The key move he has made is to establish a business within the BASIX Group that acts as a partner to banks rather than a borrower from banks. This is a tweak that doesn’t necessarily change much on the ground but changes tons in perception and viability. Under this model, the company stops being the originator of small loans to the poor, the definition of microfinance, and instead turns BASIX into a bank agent. Borrowers (BASIX lends to individuals and doesn’t use the group model favored by other lenders) won’t see much difference. They still will interact with BASIX representatives, who will be responsible for originating loans and collecting repayments.

But, critically, the BASIX representatives will be dispensing bank loans, rather than BASIX taking credit from banks onto its books and then assuming responsibility for the loans it issues. The bank will be able to set the interest rate and will pay BASIX a fee for handling the loan.

If the politicians of a particular state don’t like what they see, they will have to deal with a politically-connected, well-established bank — most likely government-owned — as well as possibly the Reserve Bank of India, rather than targeting small, politically lightweight microlenders. For microfinance companies, this model has the added advantage that the bank assumes the risk of default on the loan.

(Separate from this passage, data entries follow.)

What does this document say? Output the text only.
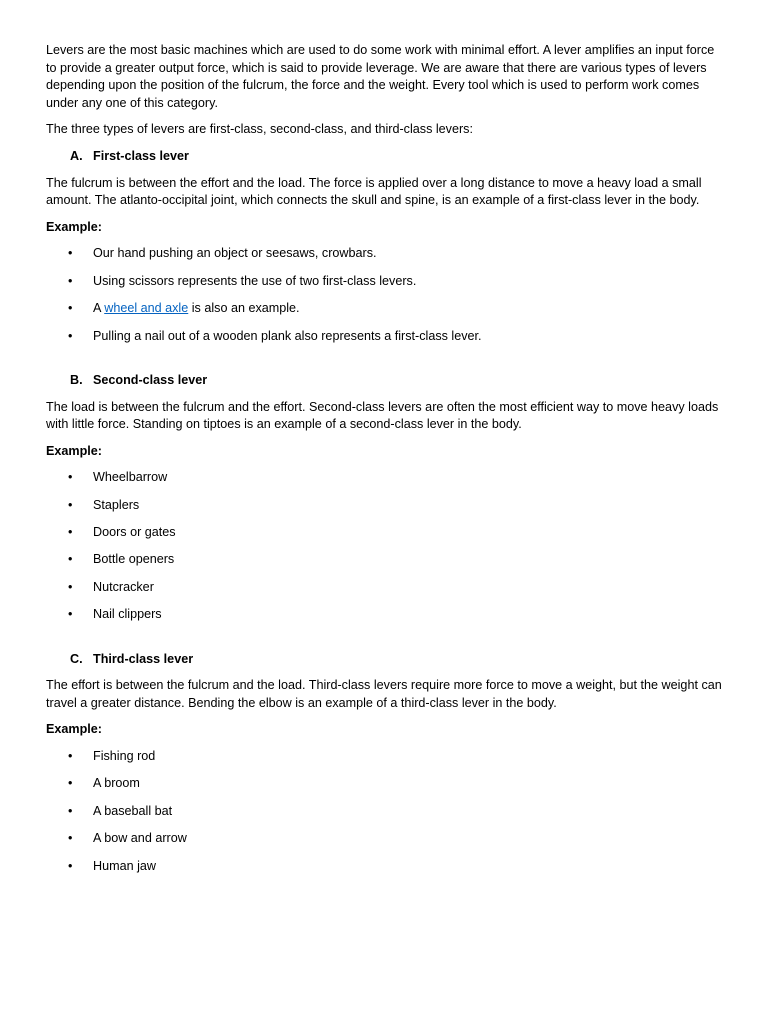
Levers are the most basic machines which are used to do some work with minimal effort. A lever amplifies an input force to provide a greater output force, which is said to provide leverage. We are aware that there are various types of levers depending upon the position of the fulcrum, the force and the weight. Every tool which is used to perform work comes under any one of this category.

The three types of levers are first-class, second-class, and third-class levers:

A. First-class lever

The fulcrum is between the effort and the load. The force is applied over a long distance to move a heavy load a small amount. The atlanto-occipital joint, which connects the skull and spine, is an example of a first-class lever in the body.

Example:
• Our hand pushing an object or seesaws, crowbars.
• Using scissors represents the use of two first-class levers.
• A wheel and axle is also an example.
• Pulling a nail out of a wooden plank also represents a first-class lever.
B. Second-class lever

The load is between the fulcrum and the effort. Second-class levers are often the most efficient way to move heavy loads with little force. Standing on tiptoes is an example of a second-class lever in the body.

Example:
• Wheelbarrow
• Staplers
• Doors or gates
• Bottle openers
• Nutcracker
• Nail clippers
C. Third-class lever

The effort is between the fulcrum and the load. Third-class levers require more force to move a weight, but the weight can travel a greater distance. Bending the elbow is an example of a third-class lever in the body.

Example:
• Fishing rod
• A broom
• A baseball bat
• A bow and arrow
• Human jaw
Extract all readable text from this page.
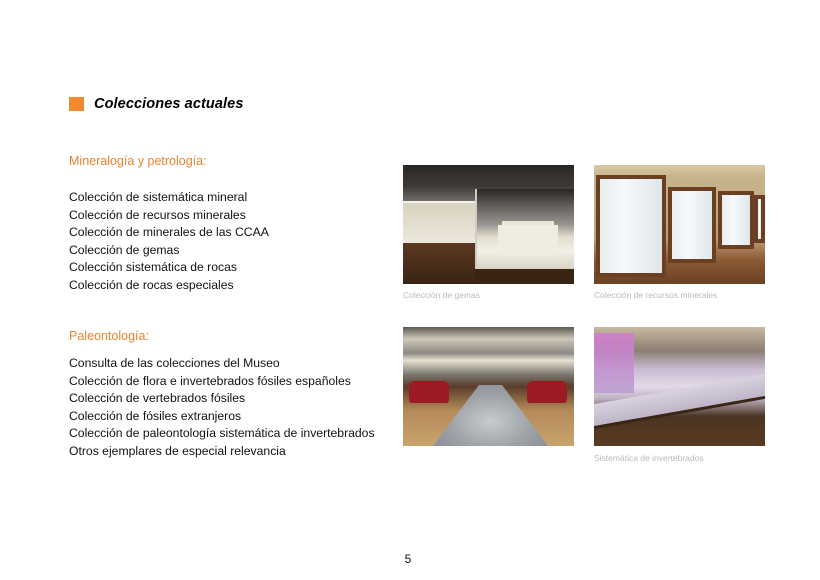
Colecciones actuales
Mineralogía y petrología:
Colección de sistemática mineral
Colección de recursos minerales
Colección de minerales de las CCAA
Colección de gemas
Colección sistemática de rocas
Colección de rocas especiales
Paleontología:
Consulta de las colecciones del Museo
Colección de flora e invertebrados fósiles españoles
Colección de vertebrados fósiles
Colección de fósiles extranjeros
Colección de paleontología sistemática de invertebrados
Otros ejemplares de especial relevancia
Colección de gemas	Colección de recursos minerales
Sistemática de invertebrados
5
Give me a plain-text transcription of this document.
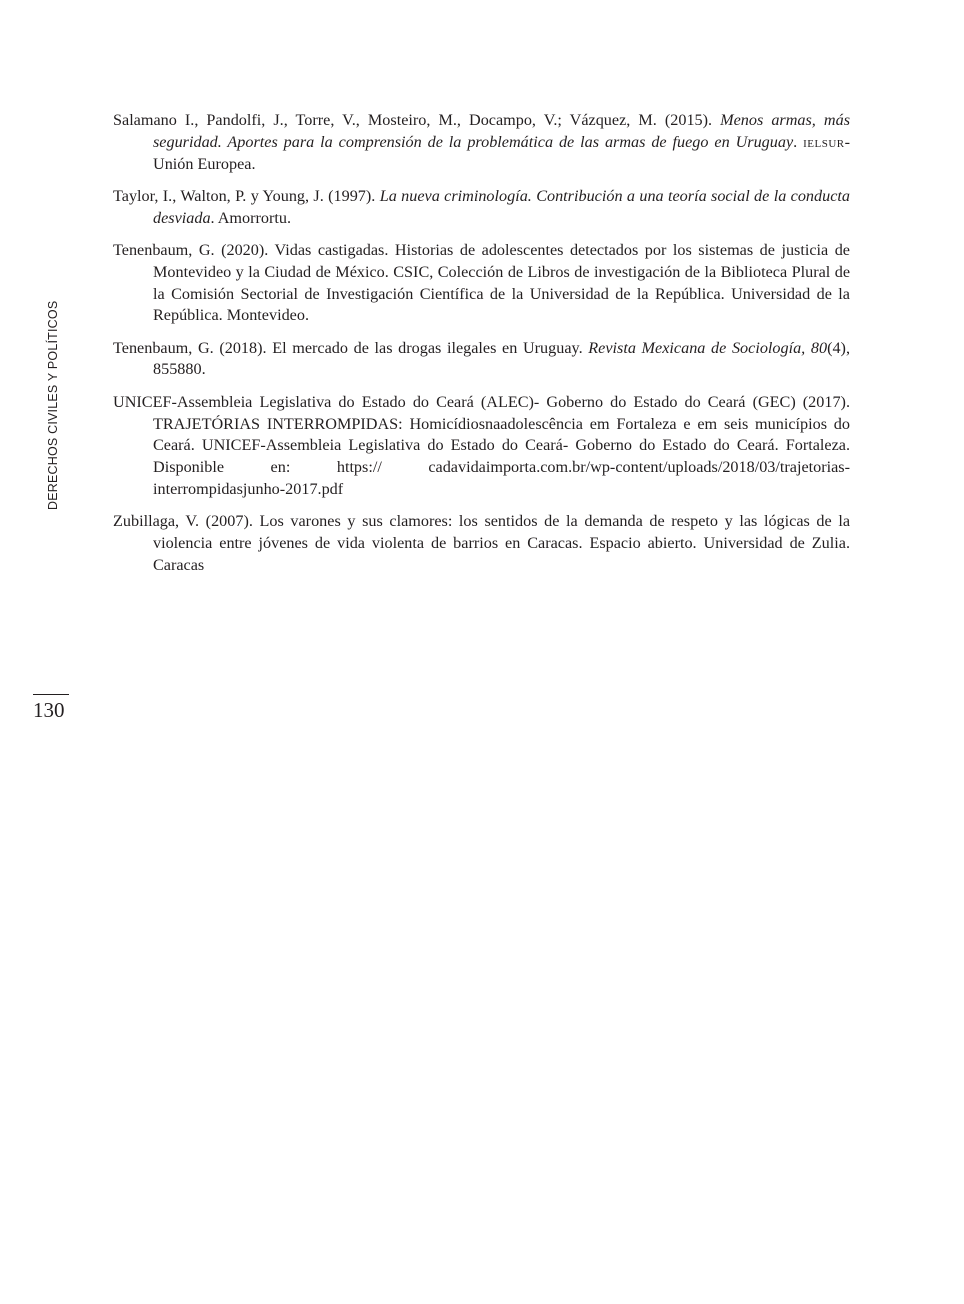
DERECHOS CIVILES Y POLÍTICOS

Salamano I., Pandolfi, J., Torre, V., Mosteiro, M., Docampo, V.; Vázquez, M. (2015). Menos armas, más seguridad. Aportes para la comprensión de la problemática de las armas de fuego en Uruguay. ielsur-Unión Europea.

Taylor, I., Walton, P. y Young, J. (1997). La nueva criminología. Contribución a una teoría social de la conducta desviada. Amorrortu.

Tenenbaum, G. (2020). Vidas castigadas. Historias de adolescentes detectados por los sistemas de justicia de Montevideo y la Ciudad de México. CSIC, Colección de Libros de investigación de la Biblioteca Plural de la Comisión Sectorial de Investigación Científica de la Universidad de la República. Universidad de la República. Montevideo.

Tenenbaum, G. (2018). El mercado de las drogas ilegales en Uruguay. Revista Mexicana de Sociología, 80(4), 855880.

UNICEF-Assembleia Legislativa do Estado do Ceará (ALEC)- Goberno do Estado do Ceará (GEC) (2017). TRAJETÓRIAS INTERROMPIDAS: Homicídiosnaadolescência em Fortaleza e em seis municípios do Ceará. UNICEF-Assembleia Legislativa do Estado do Ceará- Goberno do Estado do Ceará. Fortaleza. Disponible en: https:// cadavidaimporta.com.br/wp-content/uploads/2018/03/trajetorias-interrompidasjunho-2017.pdf

Zubillaga, V. (2007). Los varones y sus clamores: los sentidos de la demanda de respeto y las lógicas de la violencia entre jóvenes de vida violenta de barrios en Caracas. Espacio abierto. Universidad de Zulia. Caracas

130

Mr. Mahajan told India Real Time that this bank partnership model represents a “desirable future” for the company. He declined to name the area where the company currently is using this structure (though we might hazard a wild guess) or to name bank partners.

But he said BASIX already has secured approval to lend out $56 million in bank capital. That contrasts with what he says is a total of just $5.6 million in bank loans to BASIX itself under the old model in the months since the crackdown in Andhra Pradesh in October made banks skittish about lending money to MFIs.